Placement algorithm for mixed-grained reconfigurable architecture with dedicated carry chain

Abstract

This paper proposes a placement algorithm using analytical placement (AP) and low-temperature simulated annealing (SA) for mixed-grained reconfigurable architecture (MGRA) with dedicated carry chains. The target MGRAs are assumed to have fine-grained blocks with dedicated carry chains to implement high-speed adders/subtracters and coarse-grained blocks to implement complicated arithmetic operations. Although this mixed-grained architecture is expected to enhance the performance of the implemented application circuit, placement becomes problematic because of the inherent placement constraints. For example, some logic blocks have many connections to others and constraints such as these cause simple pair-swap-based SA to converge to a local optimum. The proposed algorithm uses AP to determine an initial placement for SA. The AP explores an appropriate placement of coarse-grained blocks and adders/subtracters consisting of fine-grained blocks and dedicated carry chains. On the other hand, SA is mainly used to determine optimal placement of the remaining fine-grained blocks.
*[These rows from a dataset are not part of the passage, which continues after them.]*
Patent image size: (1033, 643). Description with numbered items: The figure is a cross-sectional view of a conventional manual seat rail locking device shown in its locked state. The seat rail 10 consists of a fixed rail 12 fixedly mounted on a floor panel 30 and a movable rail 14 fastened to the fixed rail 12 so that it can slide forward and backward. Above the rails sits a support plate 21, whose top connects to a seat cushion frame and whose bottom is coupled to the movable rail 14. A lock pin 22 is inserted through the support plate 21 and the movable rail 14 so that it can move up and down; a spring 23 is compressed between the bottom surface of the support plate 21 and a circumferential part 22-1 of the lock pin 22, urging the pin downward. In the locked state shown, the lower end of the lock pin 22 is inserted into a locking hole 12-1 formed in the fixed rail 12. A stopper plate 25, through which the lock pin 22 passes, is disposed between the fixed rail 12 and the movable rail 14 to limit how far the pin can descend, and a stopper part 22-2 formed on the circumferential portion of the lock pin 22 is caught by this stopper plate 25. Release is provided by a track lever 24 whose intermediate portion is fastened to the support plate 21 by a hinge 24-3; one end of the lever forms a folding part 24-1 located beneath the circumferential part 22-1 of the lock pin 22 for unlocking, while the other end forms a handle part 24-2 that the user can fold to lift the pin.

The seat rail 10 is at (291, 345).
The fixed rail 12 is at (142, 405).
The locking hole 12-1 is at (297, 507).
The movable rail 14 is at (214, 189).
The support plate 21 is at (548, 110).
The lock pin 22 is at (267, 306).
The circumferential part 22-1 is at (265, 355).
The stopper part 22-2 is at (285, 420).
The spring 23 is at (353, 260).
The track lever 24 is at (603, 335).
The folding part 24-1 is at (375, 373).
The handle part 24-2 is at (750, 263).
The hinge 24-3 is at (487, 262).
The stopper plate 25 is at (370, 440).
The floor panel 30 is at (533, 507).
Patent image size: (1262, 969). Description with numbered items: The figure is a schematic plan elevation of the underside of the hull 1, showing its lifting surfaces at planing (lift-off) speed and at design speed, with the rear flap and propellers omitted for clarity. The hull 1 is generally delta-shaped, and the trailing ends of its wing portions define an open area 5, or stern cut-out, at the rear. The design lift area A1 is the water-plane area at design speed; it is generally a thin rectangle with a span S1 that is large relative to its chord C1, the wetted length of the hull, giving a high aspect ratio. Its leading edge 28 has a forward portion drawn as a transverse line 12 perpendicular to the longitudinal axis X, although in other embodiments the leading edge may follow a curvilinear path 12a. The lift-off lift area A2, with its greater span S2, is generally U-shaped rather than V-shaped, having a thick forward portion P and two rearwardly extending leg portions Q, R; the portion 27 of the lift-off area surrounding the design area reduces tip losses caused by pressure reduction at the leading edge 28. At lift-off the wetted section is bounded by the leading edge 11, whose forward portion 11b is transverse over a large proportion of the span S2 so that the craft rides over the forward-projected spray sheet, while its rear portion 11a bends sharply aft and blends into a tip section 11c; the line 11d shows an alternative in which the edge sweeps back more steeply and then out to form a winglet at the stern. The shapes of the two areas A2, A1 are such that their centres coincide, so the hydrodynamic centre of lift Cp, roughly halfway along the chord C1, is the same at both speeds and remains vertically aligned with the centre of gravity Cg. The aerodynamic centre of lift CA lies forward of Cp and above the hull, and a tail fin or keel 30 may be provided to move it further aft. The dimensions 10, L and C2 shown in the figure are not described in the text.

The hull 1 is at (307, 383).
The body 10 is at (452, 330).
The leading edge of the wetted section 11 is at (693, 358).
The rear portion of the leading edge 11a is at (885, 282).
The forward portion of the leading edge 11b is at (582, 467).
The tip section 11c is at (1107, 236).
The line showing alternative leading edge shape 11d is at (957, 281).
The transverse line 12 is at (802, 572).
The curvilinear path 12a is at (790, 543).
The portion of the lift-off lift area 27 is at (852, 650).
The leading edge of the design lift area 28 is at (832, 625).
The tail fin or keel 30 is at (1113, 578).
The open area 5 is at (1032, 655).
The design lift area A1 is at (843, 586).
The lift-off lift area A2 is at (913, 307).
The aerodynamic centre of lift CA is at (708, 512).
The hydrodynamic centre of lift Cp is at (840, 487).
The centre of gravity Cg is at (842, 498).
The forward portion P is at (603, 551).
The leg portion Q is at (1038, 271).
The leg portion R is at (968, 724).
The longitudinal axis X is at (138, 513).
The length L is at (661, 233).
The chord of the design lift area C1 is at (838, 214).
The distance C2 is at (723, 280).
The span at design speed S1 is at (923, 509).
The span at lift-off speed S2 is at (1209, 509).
The evaluations show that the proposed algorithm reduces the placement cost, critical path delay, and runtime by 18.4%, 6.0%, and 67.6% on average, respectively, over the versatile place and route (VPR) approach. The benchmark includes circuits consisting of only fine-grained logic. Hence, the proposed algorithm is expected to improve the placement quality for a wide range of application circuits.